When you think of the stereotypical gay man, what comes to mind? For many people, it's the way that he speaks. Gay men, supposedly, talk differently than straight men — they speak at a higher pitch and in a more melodious manner. They pronounce their p's, t's and k's in a crisp, almost nasal tone, or they might have what is called a "gay lisp." Think Nathan Lane in The Birdcage, or Buddy Cole of Kids in the Hall.
These speech characteristics are often associated with homosexuality, but they don't necessarily have anything to do with it. The fact that these traits are often present in certain groups of people — Valley Girls, for instance, or urban kids — suggests that they're culturally determined rather than the result of sexual orientation. Some researchers suggest that young gay people are taught these traits by the media, and so they naturally pick up on them when they start to socialize with other members of their group.

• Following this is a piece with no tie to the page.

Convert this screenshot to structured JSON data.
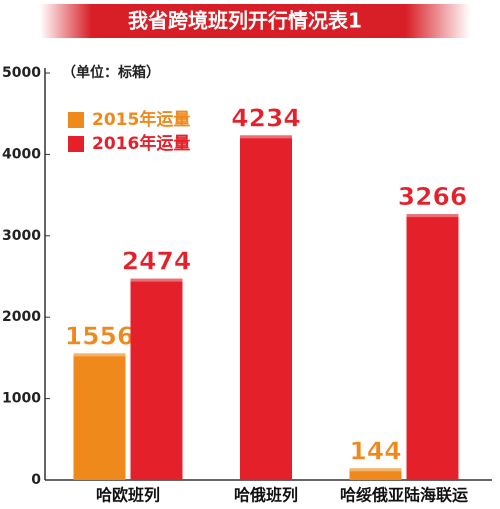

In one of the movies that inspired this article, director David Thorpe interviews a man who sounds very much like a stereotypical gay man — but who insists that he doesn't know that he does. He explains that he grew up surrounded by women and that, as a result, his voice developed certain feminine inflections.
Thorpe points out that in a study he conducted, listeners correctly guessed the sexuality of men only 60 percent of the time — so it's important not to assume that the sound of a voice is some sort of indicator of sexuality.